Zum gegenwärtigen Zeitpunkt ist klar, dass regelmäßige Bewegung eine der wirksamsten Maßnahmen gegen den natürlichen altersbedingten Verlust der geistigen Wendigkeit ist, und außerdem mit einem geringen Risiko für Demenzerkrankungen einhergeht. 

Spaß, Geselligkeit und Bewegungsvielfalt

Sport bedeutet auch soziale Teilhabe – jedenfalls außerhalb von Lockdown-Phasen. Menschen begegnen sich, reden, gehen nach dem Training einen Kaffee trinken. „Der soziale Austausch ist genauso wichtig. Wenn Menschen vereinsamen, führt das regelrecht in die Neurodegeneration“, betont Schneider. Sein Credo ist demnach: „Macht Sport, gemeinsam, nicht alleine, und am liebsten das, was Freude macht. Wenn man sich zum Training quält, bringt es wenig und man hält es kaum lange durch.“

Es ist nicht egal, wie man sich bewegt, ergänzt Hökelmann dagegen. Für das Gehirn ist es besser, der Sport spricht möglichst viele Sinneskanäle an. Beim Tanz ist das die Musik, das aufeinander Rücksicht nehmen über visuelle Informationen und die Koordination von Kopf über Rumpf bis Fuß. „Wichtig ist auch, dass Bewegungen nicht nur automatisiert ausgeführt werden wie auf dem Fahrrad oder beim Schwimmen, sondern das immer neue Bewegungsmuster ausprobiert und erlernt werden“, führt die Sportwissenschaftlerin aus.
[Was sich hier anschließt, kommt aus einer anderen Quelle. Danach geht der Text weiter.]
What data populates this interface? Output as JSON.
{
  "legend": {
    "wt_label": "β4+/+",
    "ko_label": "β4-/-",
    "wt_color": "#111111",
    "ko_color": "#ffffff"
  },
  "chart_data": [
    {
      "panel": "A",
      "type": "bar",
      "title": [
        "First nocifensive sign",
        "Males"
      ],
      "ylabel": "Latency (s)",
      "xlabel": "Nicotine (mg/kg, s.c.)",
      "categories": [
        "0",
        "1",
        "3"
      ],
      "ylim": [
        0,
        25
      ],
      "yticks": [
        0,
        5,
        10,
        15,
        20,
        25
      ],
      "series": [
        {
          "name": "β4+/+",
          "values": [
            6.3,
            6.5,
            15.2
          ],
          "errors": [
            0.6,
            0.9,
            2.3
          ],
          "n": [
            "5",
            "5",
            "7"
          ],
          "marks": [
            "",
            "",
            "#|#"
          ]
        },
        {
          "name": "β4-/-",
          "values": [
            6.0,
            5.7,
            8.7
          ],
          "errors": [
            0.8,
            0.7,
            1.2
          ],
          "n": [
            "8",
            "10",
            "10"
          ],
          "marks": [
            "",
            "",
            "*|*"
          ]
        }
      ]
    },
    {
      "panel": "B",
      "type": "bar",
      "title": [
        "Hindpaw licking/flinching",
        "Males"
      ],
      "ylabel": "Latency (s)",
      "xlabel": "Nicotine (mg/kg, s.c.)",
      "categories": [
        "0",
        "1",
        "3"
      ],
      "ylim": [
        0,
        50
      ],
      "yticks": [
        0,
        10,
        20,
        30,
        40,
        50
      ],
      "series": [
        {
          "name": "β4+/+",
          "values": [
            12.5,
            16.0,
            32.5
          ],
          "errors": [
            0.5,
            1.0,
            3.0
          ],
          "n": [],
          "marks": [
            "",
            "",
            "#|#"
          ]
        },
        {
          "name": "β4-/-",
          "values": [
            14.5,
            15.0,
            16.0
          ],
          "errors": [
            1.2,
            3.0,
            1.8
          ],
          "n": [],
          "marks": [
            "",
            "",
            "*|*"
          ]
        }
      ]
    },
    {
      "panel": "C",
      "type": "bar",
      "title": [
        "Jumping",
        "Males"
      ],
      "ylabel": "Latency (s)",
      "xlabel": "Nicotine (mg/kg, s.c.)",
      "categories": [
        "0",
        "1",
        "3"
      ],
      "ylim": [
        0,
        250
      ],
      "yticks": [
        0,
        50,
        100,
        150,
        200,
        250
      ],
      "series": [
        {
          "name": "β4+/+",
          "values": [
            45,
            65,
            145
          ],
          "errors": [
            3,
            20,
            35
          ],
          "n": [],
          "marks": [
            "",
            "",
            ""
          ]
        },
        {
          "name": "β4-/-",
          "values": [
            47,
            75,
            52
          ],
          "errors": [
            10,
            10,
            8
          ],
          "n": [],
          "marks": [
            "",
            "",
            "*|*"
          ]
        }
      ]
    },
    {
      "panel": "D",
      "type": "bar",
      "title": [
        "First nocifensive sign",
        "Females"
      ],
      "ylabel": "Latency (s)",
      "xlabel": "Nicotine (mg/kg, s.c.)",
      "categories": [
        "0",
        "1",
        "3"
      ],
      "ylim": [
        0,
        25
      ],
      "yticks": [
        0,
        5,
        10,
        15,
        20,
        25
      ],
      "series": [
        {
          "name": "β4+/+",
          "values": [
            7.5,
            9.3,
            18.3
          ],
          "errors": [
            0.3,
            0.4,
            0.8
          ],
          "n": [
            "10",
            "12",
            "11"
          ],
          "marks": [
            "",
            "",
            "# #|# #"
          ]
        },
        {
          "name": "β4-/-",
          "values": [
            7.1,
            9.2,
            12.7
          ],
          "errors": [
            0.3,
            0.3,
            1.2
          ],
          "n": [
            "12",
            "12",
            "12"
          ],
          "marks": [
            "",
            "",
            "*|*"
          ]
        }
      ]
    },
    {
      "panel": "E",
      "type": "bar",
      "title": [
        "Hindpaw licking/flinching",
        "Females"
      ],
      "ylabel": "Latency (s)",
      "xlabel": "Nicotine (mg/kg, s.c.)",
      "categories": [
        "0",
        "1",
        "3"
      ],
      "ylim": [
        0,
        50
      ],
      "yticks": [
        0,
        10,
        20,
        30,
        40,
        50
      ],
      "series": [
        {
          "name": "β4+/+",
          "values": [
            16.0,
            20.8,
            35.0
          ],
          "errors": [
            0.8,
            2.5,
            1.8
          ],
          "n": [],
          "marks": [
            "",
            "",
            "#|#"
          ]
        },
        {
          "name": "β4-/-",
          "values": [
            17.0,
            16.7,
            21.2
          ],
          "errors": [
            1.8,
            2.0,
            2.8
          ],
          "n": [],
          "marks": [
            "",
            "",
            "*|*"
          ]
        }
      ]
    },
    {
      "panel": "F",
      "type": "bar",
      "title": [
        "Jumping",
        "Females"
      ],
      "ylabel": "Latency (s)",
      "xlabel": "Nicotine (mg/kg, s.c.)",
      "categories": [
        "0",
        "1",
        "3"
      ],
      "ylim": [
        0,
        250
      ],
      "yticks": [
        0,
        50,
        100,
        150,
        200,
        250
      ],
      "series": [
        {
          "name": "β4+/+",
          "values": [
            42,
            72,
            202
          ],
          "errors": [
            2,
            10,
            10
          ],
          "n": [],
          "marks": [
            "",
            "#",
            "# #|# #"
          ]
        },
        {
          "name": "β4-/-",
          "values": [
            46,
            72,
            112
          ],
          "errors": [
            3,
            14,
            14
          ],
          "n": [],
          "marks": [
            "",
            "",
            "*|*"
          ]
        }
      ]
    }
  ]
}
Deshalb umfasste der Tanzunterricht Jazz Dance, Swing und andere Tanzstile in zunehmend schwierigeren Choreografien. Dieses Training war dem Ausdauertraining überlegen. Die weiße Substanz der Probanden legte in MRT-Aufnahmen deutlich stärker zu, ebenso der Botenstoff BDNF. Die Gedächtnis- und Lernfähigkeit der Tanzsportgruppe war besser verglichen mit den Ausdauersportlern. „Die Teilnehmer bemerken die Veränderungen sogar selbst“, erzählt Hökelmann. „Sie sagen uns, dass sie sich Dinge wieder besser merken können.“ Kein Wunder also, dass die Senioren im Magdeburger Experiment mit dem Tanzen gar nicht mehr aufhören wollten.